What’s worse is that nuclear verdicts, and even the threat of them, have made life difficult for trucking companies.
High profile nuclear verdict cases have crushed public perception of companies’ good intentions and attempts to fix wrongs.
Led by dark portrayals of big, indifferent corporations, juries tend to empathize with injured civilian drivers under most circumstances. This can be even worse for companies who are caught in mistakes but don’t own their mistakes, as our friend at Leading Edge Consulting, Clay Merches, points out.

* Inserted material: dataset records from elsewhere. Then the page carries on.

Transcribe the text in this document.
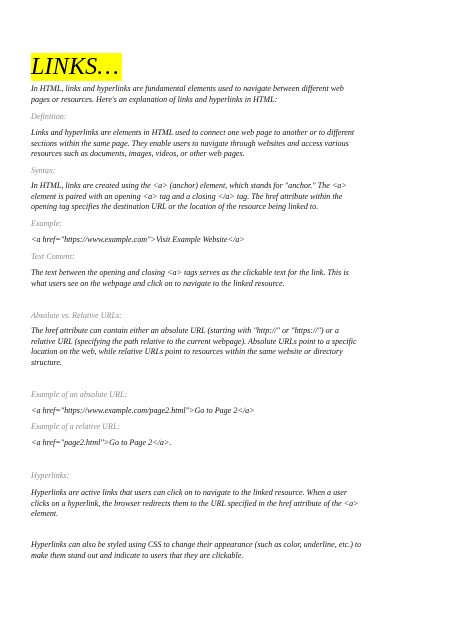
LINKS…
In HTML, links and hyperlinks are fundamental elements used to navigate between different web
pages or resources. Here's an explanation of links and hyperlinks in HTML:
Definition:
Links and hyperlinks are elements in HTML used to connect one web page to another or to different
sections within the same page. They enable users to navigate through websites and access various
resources such as documents, images, videos, or other web pages.
Syntax:
In HTML, links are created using the <a> (anchor) element, which stands for "anchor." The <a>
element is paired with an opening <a> tag and a closing </a> tag. The href attribute within the
opening tag specifies the destination URL or the location of the resource being linked to.
Example:
<a href="https://www.example.com">Visit Example Website</a>
Text Content:
The text between the opening and closing <a> tags serves as the clickable text for the link. This is
what users see on the webpage and click on to navigate to the linked resource.
Absolute vs. Relative URLs:
The href attribute can contain either an absolute URL (starting with "http://" or "https://") or a
relative URL (specifying the path relative to the current webpage). Absolute URLs point to a specific
location on the web, while relative URLs point to resources within the same website or directory
structure.
Example of an absolute URL:
<a href="https://www.example.com/page2.html">Go to Page 2</a>
Example of a relative URL:
<a href="page2.html">Go to Page 2</a>.
Hyperlinks:
Hyperlinks are active links that users can click on to navigate to the linked resource. When a user
clicks on a hyperlink, the browser redirects them to the URL specified in the href attribute of the <a>
element.
Hyperlinks can also be styled using CSS to change their appearance (such as color, underline, etc.) to
make them stand out and indicate to users that they are clickable.
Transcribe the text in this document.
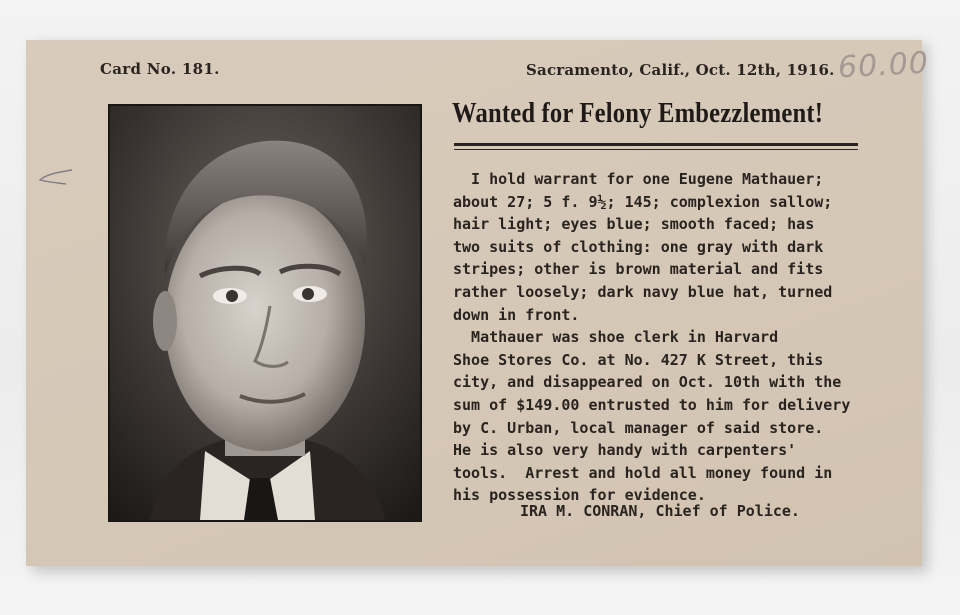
Card No. 181.	Sacramento, Calif., Oct. 12th, 1916. 60.00
Wanted for Felony Embezzlement!
I hold warrant for one Eugene Mathauer;
about 27; 5 f. 9½; 145; complexion sallow;
hair light; eyes blue; smooth faced; has
two suits of clothing: one gray with dark
stripes; other is brown material and fits
rather loosely; dark navy blue hat, turned
down in front.
Mathauer was shoe clerk in Harvard
Shoe Stores Co. at No. 427 K Street, this
city, and disappeared on Oct. 10th with the
sum of $149.00 entrusted to him for delivery
by C. Urban, local manager of said store.
He is also very handy with carpenters'
tools.  Arrest and hold all money found in
his possession for evidence.
IRA M. CONRAN, Chief of Police.
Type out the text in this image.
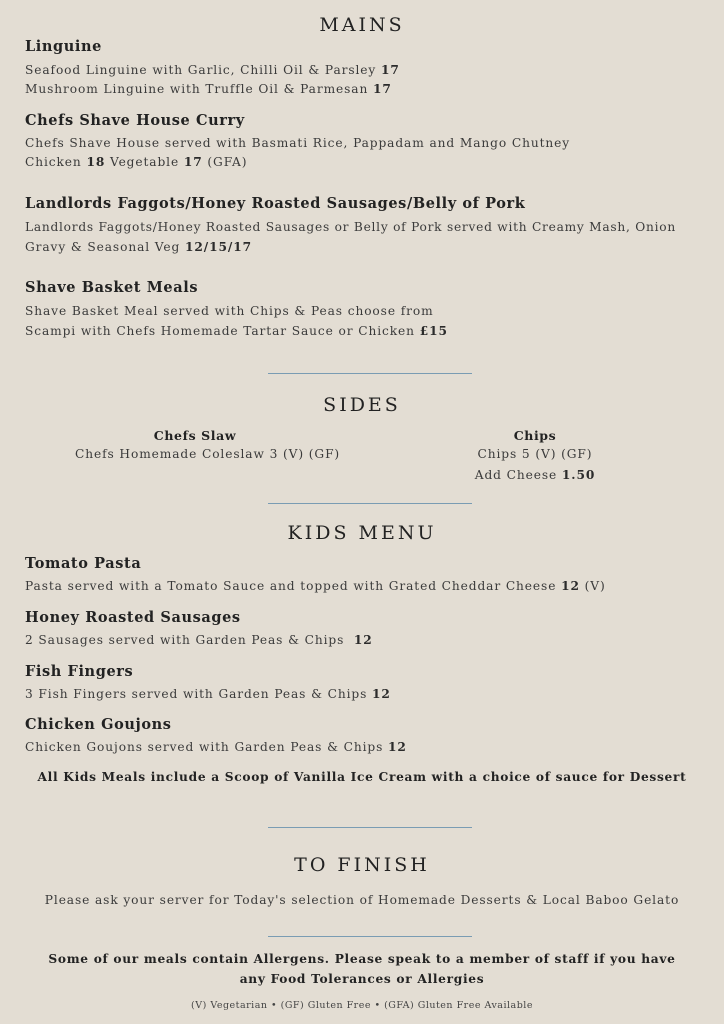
MAINS
Linguine
Seafood Linguine with Garlic, Chilli Oil & Parsley 17
Mushroom Linguine with Truffle Oil & Parmesan 17
Chefs Shave House Curry
Chefs Shave House served with Basmati Rice, Pappadam and Mango Chutney
Chicken 18 Vegetable 17 (GFA)
Landlords Faggots/Honey Roasted Sausages/Belly of Pork
Landlords Faggots/Honey Roasted Sausages or Belly of Pork served with Creamy Mash, Onion
Gravy & Seasonal Veg 12/15/17
Shave Basket Meals
Shave Basket Meal served with Chips & Peas choose from
Scampi with Chefs Homemade Tartar Sauce or Chicken £15
SIDES
Chefs Slaw
Chefs Homemade Coleslaw 3 (V) (GF)
Chips
Chips 5 (V) (GF)
Add Cheese 1.50
KIDS MENU
Tomato Pasta
Pasta served with a Tomato Sauce and topped with Grated Cheddar Cheese 12 (V)
Honey Roasted Sausages
2 Sausages served with Garden Peas & Chips 12
Fish Fingers
3 Fish Fingers served with Garden Peas & Chips 12
Chicken Goujons
Chicken Goujons served with Garden Peas & Chips 12
All Kids Meals include a Scoop of Vanilla Ice Cream with a choice of sauce for Dessert
TO FINISH
Please ask your server for Today's selection of Homemade Desserts & Local Baboo Gelato
Some of our meals contain Allergens. Please speak to a member of staff if you have
any Food Tolerances or Allergies
(V) Vegetarian • (GF) Gluten Free • (GFA) Gluten Free Available
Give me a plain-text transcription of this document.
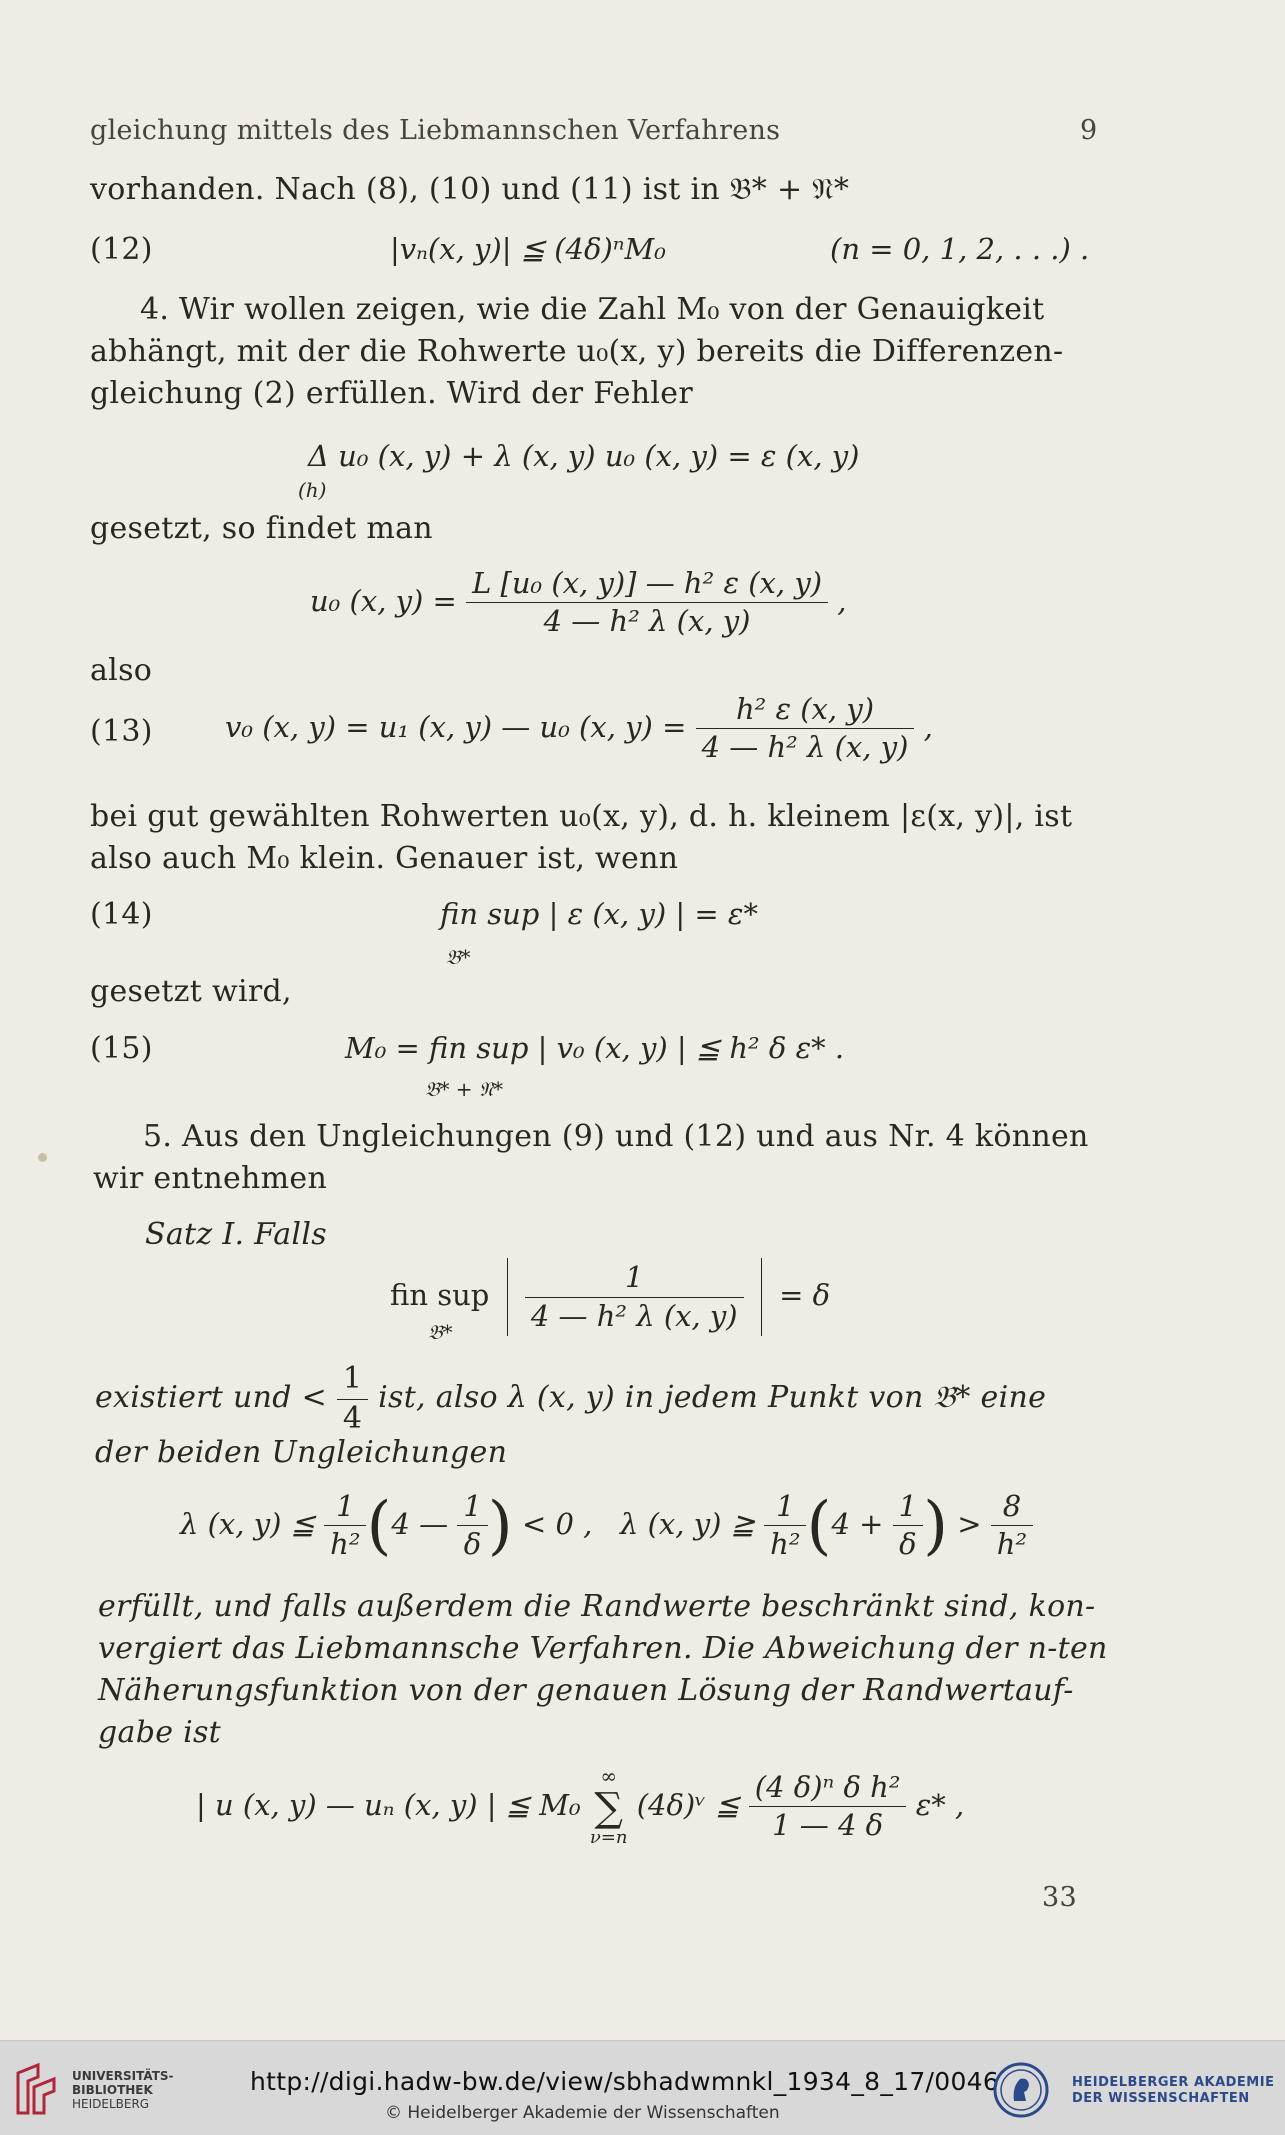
gleichung mittels des Liebmannschen Verfahrens	9
vorhanden. Nach (8), (10) und (11) ist in 𝔅* + 𝔑*
(12)	|vₙ(x, y)| ≦ (4δ)ⁿM₀	(n = 0, 1, 2, . . .) .
4. Wir wollen zeigen, wie die Zahl M₀ von der Genauigkeit
abhängt, mit der die Rohwerte u₀(x, y) bereits die Differenzen-
gleichung (2) erfüllen. Wird der Fehler
Δ u₀ (x, y) + λ (x, y) u₀ (x, y) = ε (x, y)
(h)
gesetzt, so findet man
u₀ (x, $y) = \frac{\text{L [u₀ (x, y)] — h² ε (x, y)}}{\text{4 — h² λ (x, y)}}$ ,
also
(13) v₀ (x, y) = u₁ (x, y) — u₀ (x, $y) = \frac{\text{h² ε (x, y)}}{\text{4 — h² λ (x, y)}}$ ,
bei gut gewählten Rohwerten u₀(x, y), d. h. kleinem |ε(x, y)|, ist
also auch M₀ klein. Genauer ist, wenn
(14)	fin sup | ε (x, y) | = ε*
𝔅*
gesetzt wird,
(15)	M₀ = fin sup | v₀ (x, y) | ≦ h² δ ε* .
𝔅* + 𝔑*
5. Aus den Ungleichungen (9) und (12) und aus Nr. 4 können
wir entnehmen
Satz I. Falls
fin sup $\frac{1}{\text{4 — h² λ (x, y)}} = \delta$
𝔅*
existiert und < $\frac{1}{4}$ ist, also λ (x, y) in jedem Punkt von 𝔅* eine
der beiden Ungleichungen
λ (x, y) ≦ $\frac{1}{\text{h²}} (4$ — $\frac{1}{\delta}$ ) < 0 , λ (x, y) ≧ $\frac{1}{\text{h²}} (4 + \frac{1}{\delta}$ ) > $\frac{8}{\text{h²}}$
erfüllt, und falls außerdem die Randwerte beschränkt sind, kon-
vergiert das Liebmannsche Verfahren. Die Abweichung der n-ten
Näherungsfunktion von der genauen Lösung der Randwertauf-
gabe ist
| u (x, y) — uₙ (x, y) | ≦ M₀
∞
∑
ν=n
(4δ)ᵛ ≦ $\frac{\text{(4 δ)ⁿ δ h²}}{1 — 4 \delta} \varepsilon*$ ,
33
UNIVERSITÄTS-
BIBLIOTHEK
HEIDELBERG
http://digi.hadw-bw.de/view/sbhadwmnkl_1934_8_17/0046
© Heidelberger Akademie der Wissenschaften
HEIDELBERGER AKADEMIE
DER WISSENSCHAFTEN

People have an expectation that companies will admit failures and correct mistakes; if they are unwilling or don’t, so much the worse for truckers. Out of fear for these cases, insurance has never been more expensive, and as Cook points out, has never been as low of coverage for the cost either. Facing no better alternative, companies settle for less coverage for more cost.
Companies have tried a few different approaches to alleviating these problems. One avenue Cook mentions is through tort reform in local and state legislatures. This can be necessary and sometimes fruitful, but any government process is slow and painful, if anything gets changed at all.
A better solution is to control your own in-house preparation on multiple levels. You should always prioritize safety and compliance, but now that aspect also plays into competition for drivers and clients, since the abilities to reduce risk, and to train and educate drivers have never been more valuable. This has led to what Cook refers to as a need for a pro-operational safety approach.
Ultimately, this idea comes down to three things: training, education, and preparation. Driver development and training are essential to safety, and retention as well.
Investing time in your drivers is a win-win; they become more prepared for the challenges of their job and feel more safe and appreciated, and you get to worry less about accidents or finding their replacement.
Merches adds some valuable points about continuing that training; “on-going and remedial training with drivers goes above regulatory requirements and can help reduce frequency [of accidents].
This can also have a positive impact [on] jurors' perception of the industry, the carrier, and the driver that is the subject of the crash”. He also makes the valid point that technology has allowed this kind of ongoing driver development to continue for less cost and manpower effort than ever before.
But education at all levels of the company is just as important. Cook stresses that you should be cautious about who represents the company, from the road to the courtroom. Merches was even more explicit about this latter group:
Corporate reps need to be able to articulate the Carriers processes and procedures in detail. Being knowledgeable about the company, the driver and the claimant will have a positive impact on jurors. It will give the impression that you care about the claimant, the crash and the public.
Carriers need to prepare and educate corporate representatives for deposition testimony. Trucking is dynamic and challenging. Being able to effectively express all of the work and effort that is completed day in and day out is critical to defending litigation claims.
If everyone understands how this process works, they will know what needs to be done when an accident occurs, and will allow for a plan to be put into place for those situations.
Preparation includes everything from sound hiring practices (hiring quality drivers over quantity) to extensive training and development to education. All these culminate in a plan that allows you to have a process in place BEFORE an accident happens.
Everyone from the driver to the dispatcher to the safety manager to corporate will know exactly what to do and when. Ideally, this would offer the driver and company the most protection in case they need to go to court, and have the ability to state their case reasonably with the understanding that plaintiff attorneys live to win such cases.
If companies can accomplish this, they can mitigate the risk of the dreaded nuclear verdict and the crushing costs of fines, court fees, and insurance.